MapReduce: Partitioner/Sort

Verfasst: 25. Jun 2016 11:48
von paprikawuerzung
Für was wird die Partitioner und Sort Phase in MR gebraucht? Zur Optimierung? Es werden ja aufgrund der Partionierung Daten zu anderen Nodes geschickt, wenn ichs richtig verstanden habe. Wieso werden die Daten vom Mapper nicht direkt auf dem gleichen Node reduced (Daten-Lokalität), sondern noch mal durchs Netzwerk geschickt? Für was ist die Sort Phase gut? Optimierungs-Heuristik?

Re: MapReduce: Partitioner/Sort

Verfasst: 28. Jun 2016 23:28
von paprikawuerzung
Ah, sorry. I forgot that the course language is english.

1) Whats the purpose of the partioning phase?
Because of the partitioning there is data sent to other nodes (as far as I understood). Why aren't they reduced or processed on the same node (data locality?)?

2) What's the purpose of the sort phase?

Re: MapReduce: Partitioner/Sort

Verfasst: 29. Jun 2016 21:49
von robertH
As far as I have understood it, data locality is taken into account when partitioning the data / the work. Sending to other nodes is needed whenever too much data is stored at only a few number of nodes. Then it is faster to send it (slowly) to other nodes and having a more uniform workload instead of having many nodes which are waiting for a few nodes to have finished their work.
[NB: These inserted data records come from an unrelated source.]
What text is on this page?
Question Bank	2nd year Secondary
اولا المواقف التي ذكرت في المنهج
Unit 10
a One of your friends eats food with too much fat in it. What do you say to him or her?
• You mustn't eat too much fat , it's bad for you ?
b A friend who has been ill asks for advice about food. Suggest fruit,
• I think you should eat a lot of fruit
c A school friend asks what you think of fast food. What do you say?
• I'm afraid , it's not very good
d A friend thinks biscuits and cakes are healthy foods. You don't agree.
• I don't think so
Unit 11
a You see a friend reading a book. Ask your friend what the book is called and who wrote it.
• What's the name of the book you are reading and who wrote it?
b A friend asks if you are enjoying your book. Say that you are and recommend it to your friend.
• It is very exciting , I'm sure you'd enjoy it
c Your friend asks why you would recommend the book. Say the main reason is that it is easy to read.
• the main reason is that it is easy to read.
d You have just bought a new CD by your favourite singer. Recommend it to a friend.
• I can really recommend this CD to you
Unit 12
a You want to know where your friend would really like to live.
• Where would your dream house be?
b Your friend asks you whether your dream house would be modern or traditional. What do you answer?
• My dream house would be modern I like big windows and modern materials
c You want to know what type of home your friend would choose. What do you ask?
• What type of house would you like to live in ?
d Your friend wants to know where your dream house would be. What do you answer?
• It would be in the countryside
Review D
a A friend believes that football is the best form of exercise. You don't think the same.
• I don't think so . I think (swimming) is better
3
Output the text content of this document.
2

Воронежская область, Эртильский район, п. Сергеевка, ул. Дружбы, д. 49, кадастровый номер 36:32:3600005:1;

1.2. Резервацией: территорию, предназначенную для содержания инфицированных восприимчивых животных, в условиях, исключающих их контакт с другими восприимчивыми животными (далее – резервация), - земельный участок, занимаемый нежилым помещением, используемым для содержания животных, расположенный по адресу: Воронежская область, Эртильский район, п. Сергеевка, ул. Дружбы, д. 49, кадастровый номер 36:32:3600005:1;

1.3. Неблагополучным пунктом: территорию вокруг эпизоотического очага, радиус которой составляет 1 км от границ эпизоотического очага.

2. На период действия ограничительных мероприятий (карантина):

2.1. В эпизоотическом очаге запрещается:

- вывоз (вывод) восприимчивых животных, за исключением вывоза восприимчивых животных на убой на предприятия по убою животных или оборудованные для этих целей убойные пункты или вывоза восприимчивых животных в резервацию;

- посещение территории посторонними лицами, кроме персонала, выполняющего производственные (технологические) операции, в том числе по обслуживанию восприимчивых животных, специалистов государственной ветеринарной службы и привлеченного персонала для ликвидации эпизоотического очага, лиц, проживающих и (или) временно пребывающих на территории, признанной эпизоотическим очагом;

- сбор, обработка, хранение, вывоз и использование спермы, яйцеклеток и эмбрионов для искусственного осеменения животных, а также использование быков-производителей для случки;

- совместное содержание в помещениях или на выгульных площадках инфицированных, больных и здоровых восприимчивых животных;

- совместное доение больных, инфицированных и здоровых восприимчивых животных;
Also, in general, partitioning of the data is needed because you do not know for certain how much time a task needs. If one part of the job is surprisingly hard, chances are high that the node will still finish in a reasonable time, because the work junks are small and while this node is occupied the other nodes can receive additional junks to work on.
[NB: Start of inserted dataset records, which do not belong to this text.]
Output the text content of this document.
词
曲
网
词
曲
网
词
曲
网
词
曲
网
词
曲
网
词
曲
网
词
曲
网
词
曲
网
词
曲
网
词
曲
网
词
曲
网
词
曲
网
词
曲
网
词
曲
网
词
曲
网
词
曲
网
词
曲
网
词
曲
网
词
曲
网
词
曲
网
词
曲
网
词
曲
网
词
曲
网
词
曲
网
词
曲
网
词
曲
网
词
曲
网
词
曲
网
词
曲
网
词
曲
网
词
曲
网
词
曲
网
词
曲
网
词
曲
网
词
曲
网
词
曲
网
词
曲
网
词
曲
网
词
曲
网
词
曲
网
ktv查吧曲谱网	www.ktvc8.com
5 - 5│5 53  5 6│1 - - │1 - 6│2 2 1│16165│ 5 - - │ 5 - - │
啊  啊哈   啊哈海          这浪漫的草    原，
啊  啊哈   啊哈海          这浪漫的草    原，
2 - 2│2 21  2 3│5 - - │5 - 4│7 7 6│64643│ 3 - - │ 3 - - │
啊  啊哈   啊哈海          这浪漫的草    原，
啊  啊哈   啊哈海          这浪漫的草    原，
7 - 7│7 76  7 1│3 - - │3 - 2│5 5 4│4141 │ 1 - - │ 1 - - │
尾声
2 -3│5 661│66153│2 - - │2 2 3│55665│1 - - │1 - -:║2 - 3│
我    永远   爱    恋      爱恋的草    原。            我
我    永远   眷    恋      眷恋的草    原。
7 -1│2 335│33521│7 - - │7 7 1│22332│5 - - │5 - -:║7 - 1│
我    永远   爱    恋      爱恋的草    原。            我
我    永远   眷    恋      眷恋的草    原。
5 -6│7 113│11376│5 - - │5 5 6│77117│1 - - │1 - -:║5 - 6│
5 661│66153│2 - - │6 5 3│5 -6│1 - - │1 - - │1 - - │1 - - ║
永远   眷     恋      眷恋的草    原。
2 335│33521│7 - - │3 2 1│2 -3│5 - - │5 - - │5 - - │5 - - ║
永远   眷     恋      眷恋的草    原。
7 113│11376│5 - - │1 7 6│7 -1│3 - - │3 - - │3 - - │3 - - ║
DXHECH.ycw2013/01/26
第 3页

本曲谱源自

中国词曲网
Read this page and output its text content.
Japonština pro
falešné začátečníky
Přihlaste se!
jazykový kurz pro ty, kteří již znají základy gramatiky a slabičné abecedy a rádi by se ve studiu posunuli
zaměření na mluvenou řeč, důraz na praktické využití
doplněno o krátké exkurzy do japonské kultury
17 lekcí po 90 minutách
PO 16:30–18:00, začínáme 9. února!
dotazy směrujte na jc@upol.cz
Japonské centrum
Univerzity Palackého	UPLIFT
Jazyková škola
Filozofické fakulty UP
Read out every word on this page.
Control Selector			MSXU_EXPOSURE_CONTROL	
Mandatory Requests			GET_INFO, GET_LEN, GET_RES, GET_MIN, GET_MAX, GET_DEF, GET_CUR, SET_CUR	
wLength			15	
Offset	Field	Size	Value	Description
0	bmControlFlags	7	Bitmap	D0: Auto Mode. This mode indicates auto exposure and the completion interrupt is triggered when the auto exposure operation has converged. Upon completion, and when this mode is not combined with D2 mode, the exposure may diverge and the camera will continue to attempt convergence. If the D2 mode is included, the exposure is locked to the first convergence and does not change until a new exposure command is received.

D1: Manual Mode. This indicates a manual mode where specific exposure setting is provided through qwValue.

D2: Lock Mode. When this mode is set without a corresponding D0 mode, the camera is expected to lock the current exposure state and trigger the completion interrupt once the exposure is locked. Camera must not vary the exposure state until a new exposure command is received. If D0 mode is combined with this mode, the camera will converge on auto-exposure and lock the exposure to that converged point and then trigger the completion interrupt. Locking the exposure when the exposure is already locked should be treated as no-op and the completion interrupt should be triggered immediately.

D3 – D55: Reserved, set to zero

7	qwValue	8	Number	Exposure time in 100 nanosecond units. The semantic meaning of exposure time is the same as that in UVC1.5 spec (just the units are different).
Re: MapReduce: Partitioner/Sort

Verfasst: 30. Jun 2016 01:34
von paprikawuerzung
Thanks for the answer!

I maybe found another reason: Hadoop does not know the distribution of the intermediate keys/value pairs. So a singlenode can't determine where to send its processed (=mapped) data to. It would have to query all other nodes to get the distribution of the intermediate keys. If you know something about the distribution of the intermediate keys, you can pass a more efficient partitioner, which splits the intermediate keys more uniformly (= work load is better balanced at the reducers).
Is this right?

Sort phase: I read the "Shuffle and Sort" Part of "Hadoop: The Definitve Guide" (Tom White). The "sort phase" - as far as I understood it - is because during the map phase there is data spilled on the disk (= too much data to hold it all in-memory). The data is spilled in multiple files, which get merged later on. To optimize the later merging the data gets sorted (merging two sorted files into a new sorted file is easier than merging two unsorted files into one sorted file). So the sort phase is "just" an optimization/detail and not essential for MR.

The book is quite easy to find: "oreilly hadoop the definitive guide type:pdf"
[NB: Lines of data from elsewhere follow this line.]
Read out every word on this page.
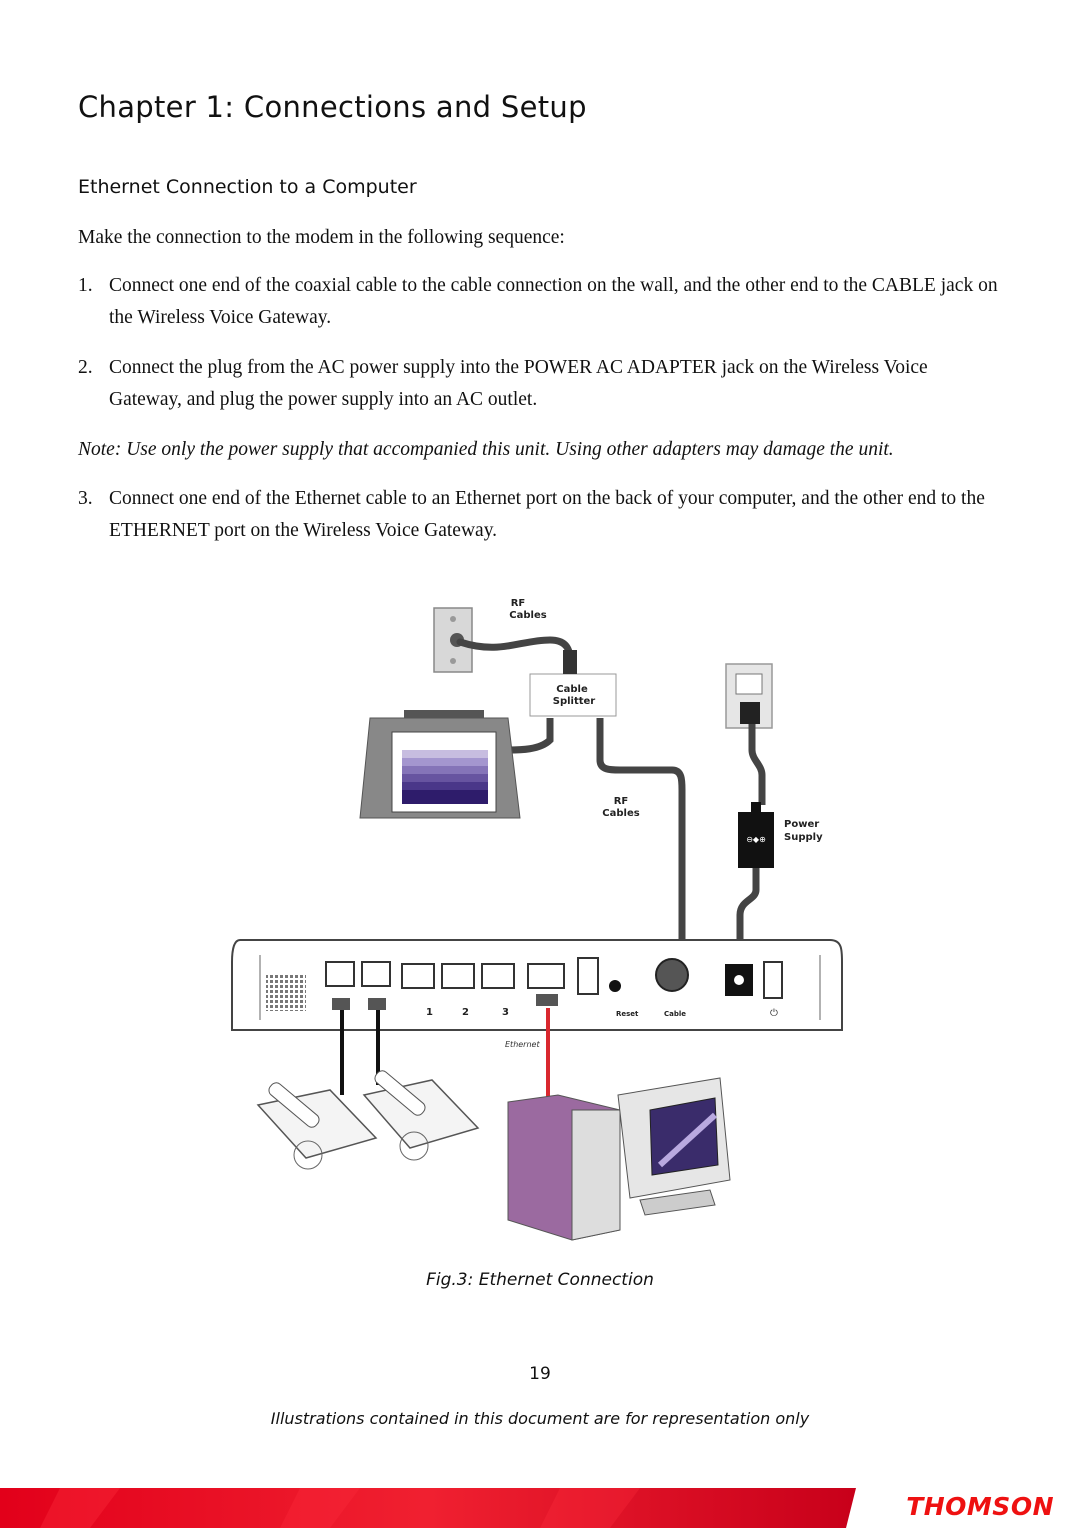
Chapter 1: Connections and Setup
Ethernet Connection to a Computer
Make the connection to the modem in the following sequence:
1. Connect one end of the coaxial cable to the cable connection on the wall, and the other end to the CABLE jack on the Wireless Voice Gateway.
2. Connect the plug from the AC power supply into the POWER AC ADAPTER jack on the Wireless Voice Gateway, and plug the power supply into an AC outlet.
Note: Use only the power supply that accompanied this unit. Using other adapters may damage the unit.
3. Connect one end of the Ethernet cable to an Ethernet port on the back of your computer, and the other end to the ETHERNET port on the Wireless Voice Gateway.
RF
Cables
Cable
Splitter
RF
Cables
⊖◆⊕
Power
Supply
1	2	3	Reset	Cable	⏻
Ethernet
Fig.3: Ethernet Connection
19
Illustrations contained in this document are for representation only
THOMSON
Re: MapReduce: Partitioner/Sort

Verfasst: 1. Jul 2016 12:00
von AizazZaidee
Yes you are correct in this I guess if you know some about your keys then you can perform it earlier (in your mapping step) as well and pass it to respected practitioner both are correct.
The second reason of keeping data in multiple files is because as you have already said that hadoop keep data in sorted order, so this is another reason of keeping files in multiple parts.
for example splitting a name list based on indexes will give us extra efficiency when we have to add some more data, by doing this data remains sorted and there is no need of additional sort step.

I hope you understand my point of view.